If performance is poor, leadership is going to yell “We need better-skilled employees to ensure we deliver a better product so customers spend more money with us! We need the best people!”
They’ll tell recruiters to go hire the best candidates. These candidates will check out the company’s website, and look at the leadership team, and have conversations with local directors and managers during their interviews. If the candidates see themselves mirrored in the environment, there is a chance they will assess that this company is a good employer for them, one in which they will thrive. They’ll determine this company’s culture is the type they seek.

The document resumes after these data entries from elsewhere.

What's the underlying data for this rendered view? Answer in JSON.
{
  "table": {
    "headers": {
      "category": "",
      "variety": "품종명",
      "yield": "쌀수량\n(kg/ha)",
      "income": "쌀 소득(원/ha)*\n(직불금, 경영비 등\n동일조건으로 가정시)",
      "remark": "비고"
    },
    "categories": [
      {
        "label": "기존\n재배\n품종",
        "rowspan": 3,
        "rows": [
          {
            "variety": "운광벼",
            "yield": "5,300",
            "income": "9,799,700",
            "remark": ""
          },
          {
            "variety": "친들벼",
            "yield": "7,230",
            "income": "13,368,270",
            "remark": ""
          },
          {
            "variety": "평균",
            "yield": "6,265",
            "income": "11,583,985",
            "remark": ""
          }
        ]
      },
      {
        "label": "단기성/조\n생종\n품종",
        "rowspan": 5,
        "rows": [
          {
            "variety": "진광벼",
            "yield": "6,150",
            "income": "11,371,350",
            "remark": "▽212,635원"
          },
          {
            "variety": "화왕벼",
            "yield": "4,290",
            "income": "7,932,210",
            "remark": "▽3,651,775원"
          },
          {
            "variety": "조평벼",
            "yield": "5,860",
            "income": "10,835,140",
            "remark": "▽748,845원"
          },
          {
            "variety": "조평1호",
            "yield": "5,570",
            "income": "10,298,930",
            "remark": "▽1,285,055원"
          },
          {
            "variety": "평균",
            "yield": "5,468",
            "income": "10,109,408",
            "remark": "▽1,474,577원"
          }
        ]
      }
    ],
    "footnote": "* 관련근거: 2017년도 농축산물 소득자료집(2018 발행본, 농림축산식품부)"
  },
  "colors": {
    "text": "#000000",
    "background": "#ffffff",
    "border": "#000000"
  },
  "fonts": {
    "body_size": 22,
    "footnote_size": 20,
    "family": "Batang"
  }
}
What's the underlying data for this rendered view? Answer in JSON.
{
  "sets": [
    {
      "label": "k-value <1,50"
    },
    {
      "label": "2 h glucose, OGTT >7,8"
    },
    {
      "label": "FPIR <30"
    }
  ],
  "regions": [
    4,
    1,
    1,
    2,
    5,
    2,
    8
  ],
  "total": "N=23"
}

But if candidates look at the marketing content online, and see the lineup of leaders, and visit the office on interview day and determine “there just isn’t anyone here like me,” they may decide to turn down the job.
If Leadership hears it’s tough for recruiting to attract the best-skilled candidates, suddenly the meaning of the word “Diversity” is clear. It becomes the Holy Grail, front and center. It’s about establishing a culture that pervades all areas of the company that supports people of all backgrounds and cultures so their strengths can thrive within the company to help the company compete.
This post is as much for me as it is for you. It reminds that I’m not just wasting time when I have to look through hundreds of “people” pictures just to get one marketing piece done. There is no one face to this world. To attract the best of the best we all need to start with this mindset “I don’t know who I’m looking for, but I can bet they aren’t likely to be a carbon copy of me.”